Provider Note Signing – Some physicians leave notes unsigned for any number of reasons. In many cases, providers do not fully understand the implications of open notes or are reluctant to sign a note that could change due to receipt of new information or change in patient status. Most EHR systems require signed notes to complete the note and maintain the information affected by the note. Many EHR systems allow the provider to sign the note and then amend the note to account for any changes due to subsequently received information. A practice policy should be created to address this issue.
Periodic Order Management – On a weekly or monthly basis, all orders should be similarly reviewed based on established standards for each order type. Orders should be entered with a trigger and a due date. The key issue will be follow up on orders that are past their due date with the patient and/or physician. For example, certain types of orders beyond the due date may trigger sending a letter to the patient while other order types may warrant a phone call. Be especially careful to insure that you can change the order status to correctly classify the patient situation. For example, the order may be superseded, or the patient refused the care recommendation.
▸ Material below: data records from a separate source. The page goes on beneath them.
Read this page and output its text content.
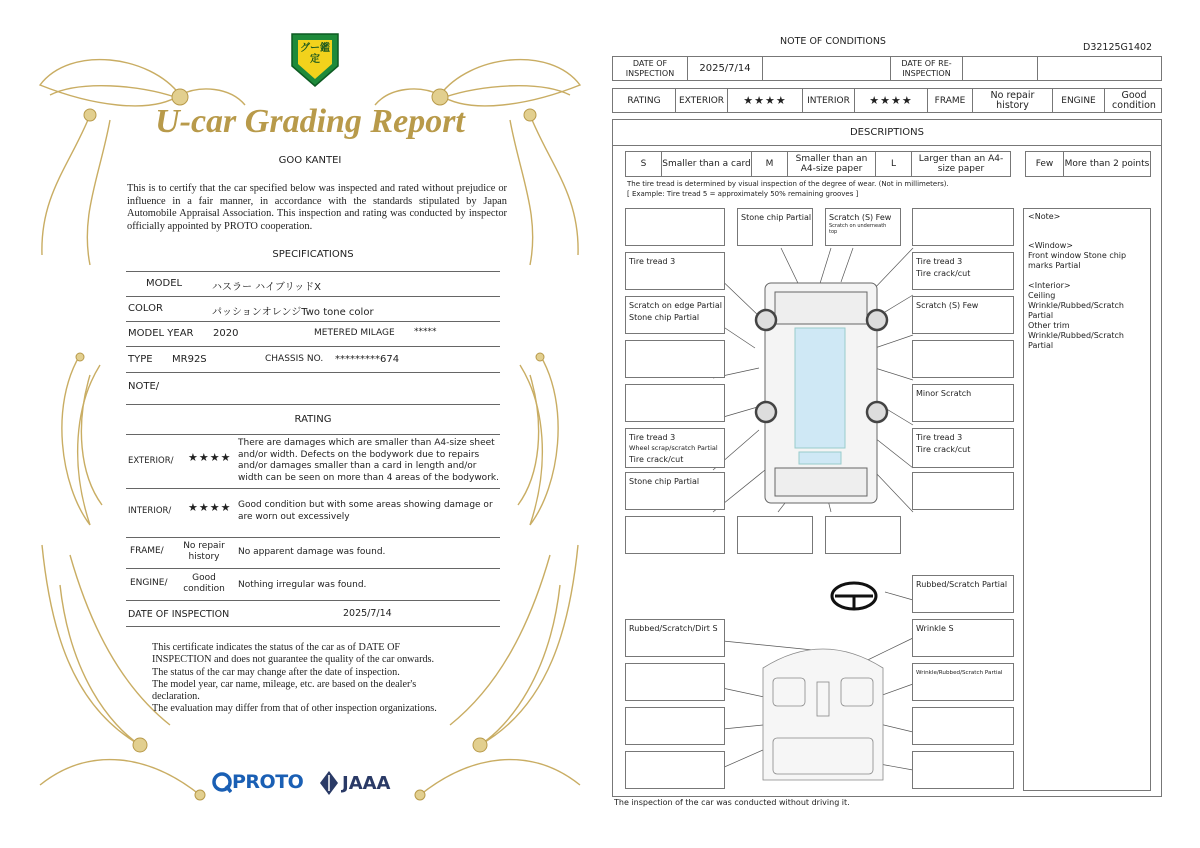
グー鑑定
U-car Grading Report
GOO KANTEI
This is to certify that the car specified below was inspected and rated without prejudice or influence in a fair manner, in accordance with the standards stipulated by Japan Automobile Appraisal Association. This inspection and rating was conducted by inspector officially appointed by PROTO cooperation.
SPECIFICATIONS
MODEL	ハスラー ハイブリッドX
COLOR	パッションオレンジTwo tone color
MODEL YEAR 2020	METERED MILAGE *****
TYPE MR92S	CHASSIS NO. *********674
NOTE/
RATING
EXTERIOR/ ★★★★
There are damages which are smaller than A4-size sheet and/or width. Defects on the bodywork due to repairs and/or damages smaller than a card in length and/or width can be seen on more than 4 areas of the bodywork.
INTERIOR/ ★★★★ Good condition but with some areas showing damage or are worn out excessively
FRAME/	No repair history	No apparent damage was found.
ENGINE/	Good condition	Nothing irregular was found.
DATE OF INSPECTION	2025/7/14
This certificate indicates the status of the car as of DATE OF
INSPECTION and does not guarantee the quality of the car onwards.
The status of the car may change after the date of inspection.
The model year, car name, mileage, etc. are based on the dealer's
declaration.
The evaluation may differ from that of other inspection organizations.
PROTO JAAA
NOTE OF CONDITIONS
D32125G1402
DATE OF INSPECTION	2025/7/14	DATE OF RE-INSPECTION
RATING	EXTERIOR	★★★★	INTERIOR	★★★★	FRAME	No repair history	ENGINE	Good condition
DESCRIPTIONS
S	Smaller than a card	M	Smaller than an A4-size paper	L	Larger than an A4-size paper	Few	More than 2 points
The tire tread is determined by visual inspection of the degree of wear. (Not in millimeters).
[ Example: Tire tread 5 = approximately 50% remaining grooves ]
Tire tread 3
Scratch on edge Partial
Stone chip Partial
Tire tread 3
Wheel scrap/scratch Partial
Tire crack/cut
Stone chip Partial
Stone chip Partial Scratch (S) Few
Scratch on underneath top
Tire tread 3
Tire crack/cut
Scratch (S) Few
Minor Scratch
Tire tread 3
Tire crack/cut
Rubbed/Scratch Partial
Wrinkle S
Wrinkle/Rubbed/Scratch Partial
Rubbed/Scratch/Dirt S
<Note>
<Window>
Front window Stone chip marks Partial
<Interior>
Ceiling
Wrinkle/Rubbed/Scratch Partial
Other trim
Wrinkle/Rubbed/Scratch Partial
The inspection of the car was conducted without driving it.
Recovery from failure to maintain the various life cycles of your EHR could entail an expensive and time consuming effort. More seriously, the collateral problems could be felt for many months or years thereafter. For example, the automatic locking of unsigned patient notes would not allow you to update an unsigned note. In some cases, you may have to create a new note that duplicates the information from the old note. In other situations, failure to follow up on prescribed patient treatment orders could expose the practice to a variety of patient service problems and potential medical professional liability exposure.
A clinical end of day process will allow you to monitor the appropriate maintenance of your patient service records and documentation to avoid distorting your patient records and undermining your substantial investment in EHR based patient records.